I also mentioned before that there were two things that happened on my last day that I needed to expound upon. First thing: On the plane to Cairo from Sharm I was talking to my seatmate, Tarek, about work and travels and such, and I said that I hadn't yet arranged for my transportation from Cairo to Alex even though I needed to be there that same day. Tarek said that once we landed, he'd have his driver drop us off at Starbucks for coffee and then send him to the train station to check the schedule and buy my ticket for me. There was a lot of traffic, more than usual, in Cairo that day because of the soccer match that was being played. (Have you seen my video of the aftermath?) Tarek couldn't wait with me for the driver to get back, so he said goodbye and was off. The driver eventually arrived and took me to the station.
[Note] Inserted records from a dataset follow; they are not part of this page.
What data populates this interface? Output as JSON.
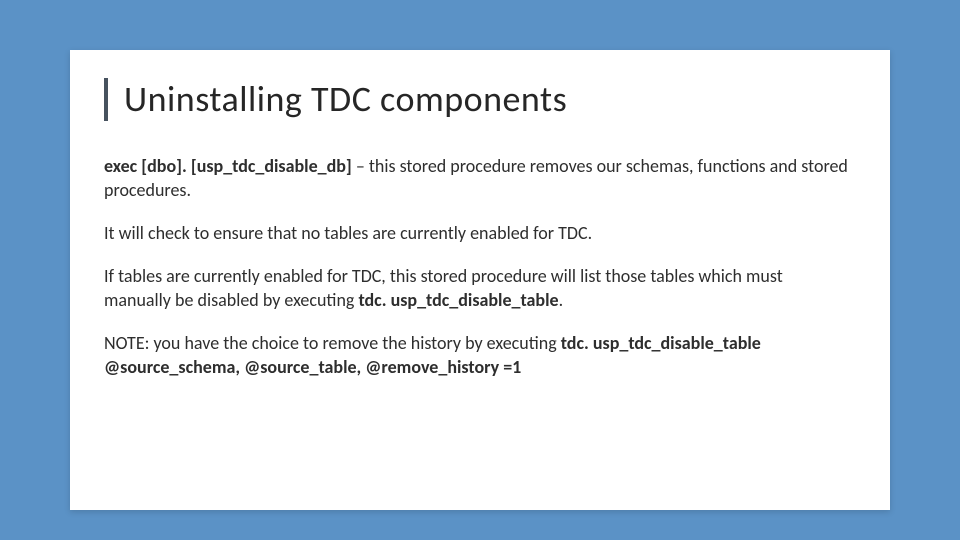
{
  "title": "Uninstalling TDC components",
  "p1": {
    "bold": "exec [dbo]. [usp_tdc_disable_db]",
    "rest": " – this stored procedure removes our schemas, functions and stored procedures."
  },
  "p2": "It will check to ensure that no tables are currently enabled for TDC.",
  "p3": {
    "lead": "If tables are currently enabled for TDC, this stored procedure will list those tables which must manually be disabled by executing ",
    "bold": "tdc. usp_tdc_disable_table",
    "tail": "."
  },
  "p4": {
    "lead": "NOTE: you have the choice to remove the history by executing ",
    "bold": "tdc. usp_tdc_disable_table @source_schema, @source_table, @remove_history =1"
  }
}
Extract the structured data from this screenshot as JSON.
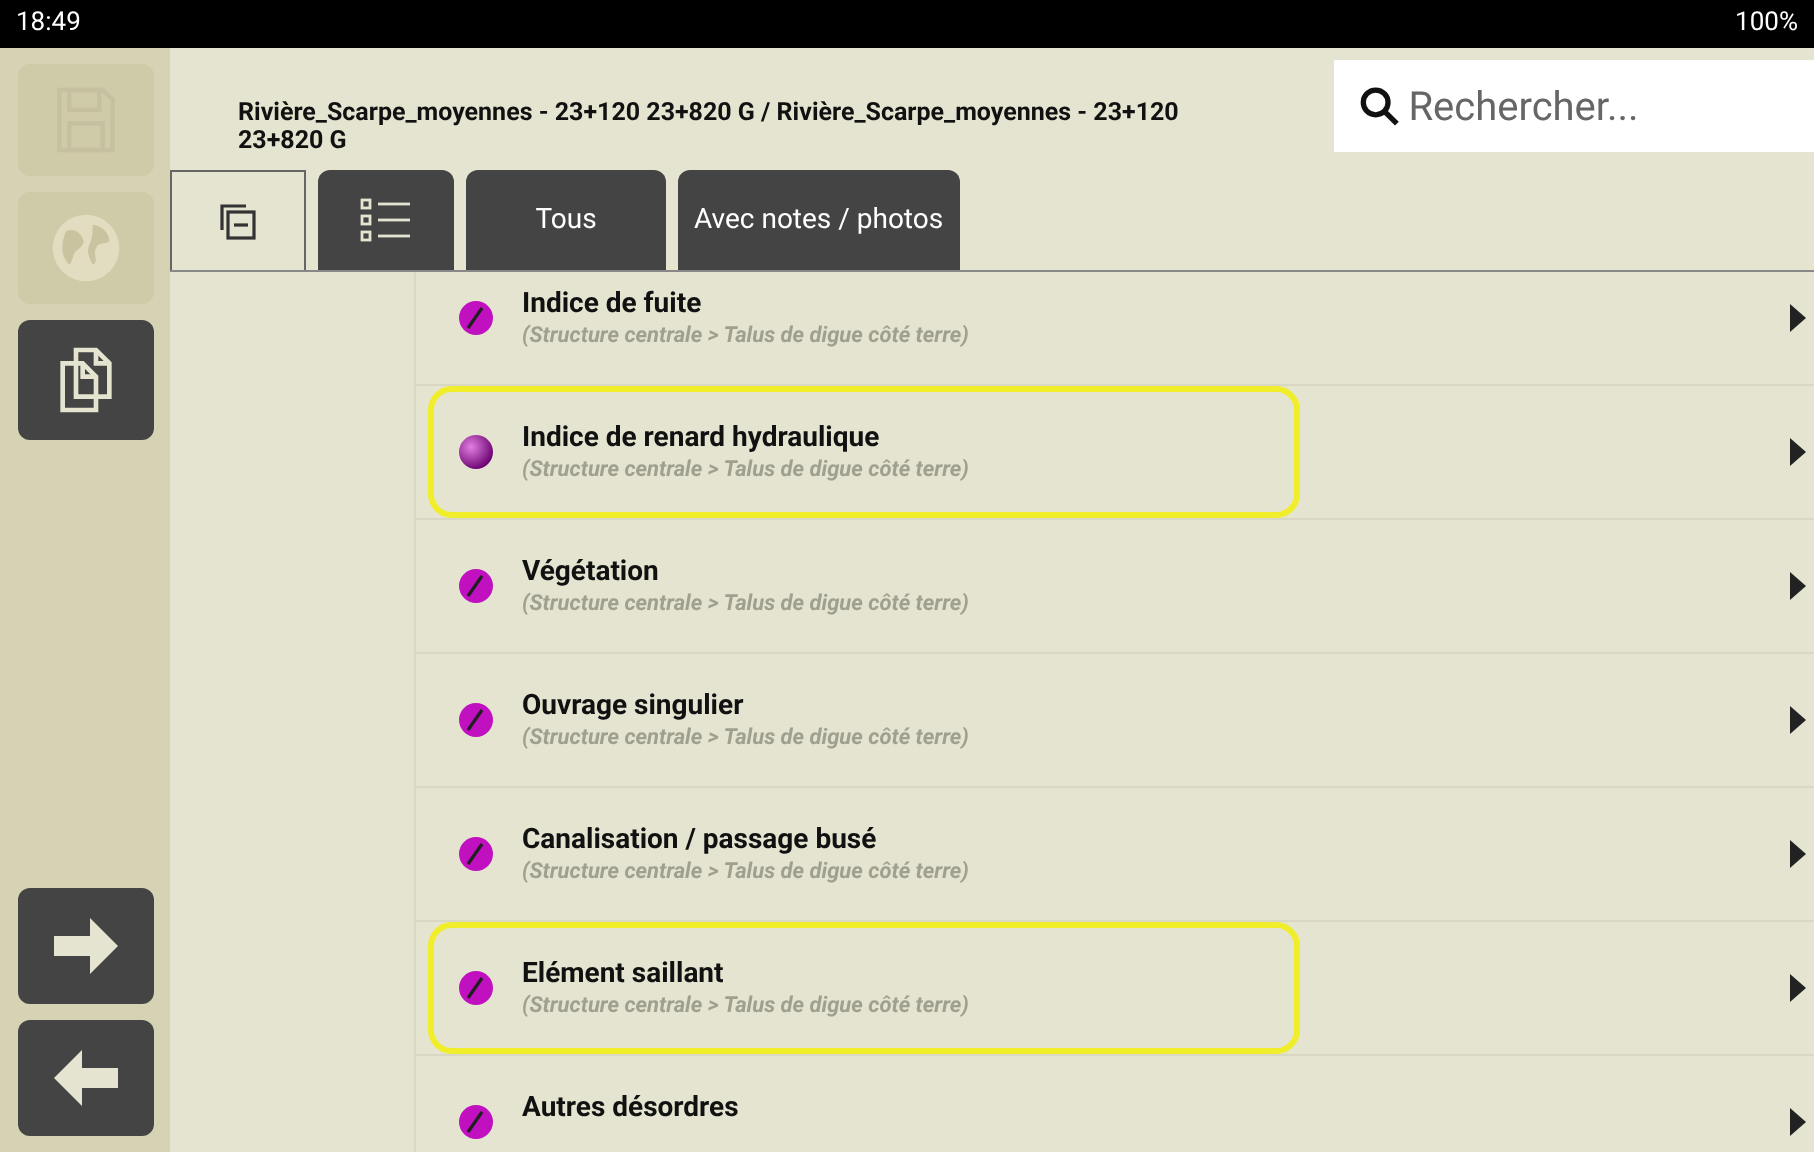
{
  "status_bar": {
    "time": "18:49",
    "battery": "100%"
  },
  "sidebar": {
    "buttons": [
      {
        "kind": "save",
        "disabled": true
      },
      {
        "kind": "globe",
        "disabled": true
      },
      {
        "kind": "copy",
        "disabled": false
      }
    ],
    "nav": [
      {
        "kind": "next"
      },
      {
        "kind": "back"
      }
    ]
  },
  "header": {
    "title": "Rivière_Scarpe_moyennes - 23+120 23+820 G / Rivière_Scarpe_moyennes - 23+120 23+820 G",
    "search": {
      "placeholder": "Rechercher..."
    }
  },
  "toolbar": [
    {
      "kind": "collapse",
      "selected": true
    },
    {
      "kind": "list",
      "selected": false
    },
    {
      "kind": "text",
      "label": "Tous",
      "selected": false
    },
    {
      "kind": "text",
      "label": "Avec notes / photos",
      "selected": false
    }
  ],
  "items": [
    {
      "title": "Indice de fuite",
      "path": "(Structure centrale > Talus de digue côté terre)",
      "kind": "marked",
      "highlighted": false
    },
    {
      "title": "Indice de renard hydraulique",
      "path": "(Structure centrale > Talus de digue côté terre)",
      "kind": "plain",
      "highlighted": true
    },
    {
      "title": "Végétation",
      "path": "(Structure centrale > Talus de digue côté terre)",
      "kind": "marked",
      "highlighted": false
    },
    {
      "title": "Ouvrage singulier",
      "path": "(Structure centrale > Talus de digue côté terre)",
      "kind": "marked",
      "highlighted": false
    },
    {
      "title": "Canalisation / passage busé",
      "path": "(Structure centrale > Talus de digue côté terre)",
      "kind": "marked",
      "highlighted": false
    },
    {
      "title": "Elément saillant",
      "path": "(Structure centrale > Talus de digue côté terre)",
      "kind": "marked",
      "highlighted": true
    },
    {
      "title": "Autres désordres",
      "kind": "marked",
      "highlighted": false
    }
  ]
}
I asked him how much the cab ride was and, in very broken English, he told me that Tarek had taken care of it. Are you sure? Yes, he was sure. Then I tried to pay him for my train ticket (50 Egyptian pounds) and he indicated that had been paid for, too. I thought maybe he didn't understand so I showed the ticket to him. But no, Tarek had paid for that, as well. The driver wouldn't even allow me to give him a tip because all of it was to be taken care of, I suppose.
Second thing: Islam was the friend of a friend who was to pick me up from the train station in Alexandria. He didn't find out until 9am on Saturday that I was arriving at 8:30pm that night, yet he was there waiting for me (for an extra half-hour, even, as the train was late). We only had a few hours til I had to be at the airport for my flight, so we drove around Alex for a whirlwind tour. Islam showed me all kinds of things and made it better with his narration and stories. We went out for dinner (I was told I HAD to eat seafood while in Alex) and whole fish, calamari, and various salads were ordered. The bill came and Islam refused to let me pay, even though he didn't even eat since he's on a diet. ("Don't you know that women don't pay in Egypt?" "Well, I was starting to get that impression, yes, but you didn't even eat anything!" "It doesn't matter. I'm paying.") We got to the airport and by this time it was about 1am. Islam waited with me and we chatted some more because he didn't want me to be alone for too long waiting for the plane.
These are just two examples of scenarios where people went above and beyond for me, expecting absolutely nothing in return. So the public service announcement that is the point of this whole post: if you are a person who has stereotypes in mind of what Egyptians specifically, or Arabs in general, are all about - rethink them. The hospitality and kindness I experienced was at a level I'd never experienced before. To all of my new Egyptian friends: thank you from the bottom of my heart for an amazing time. I hope to meet each of you again in the future.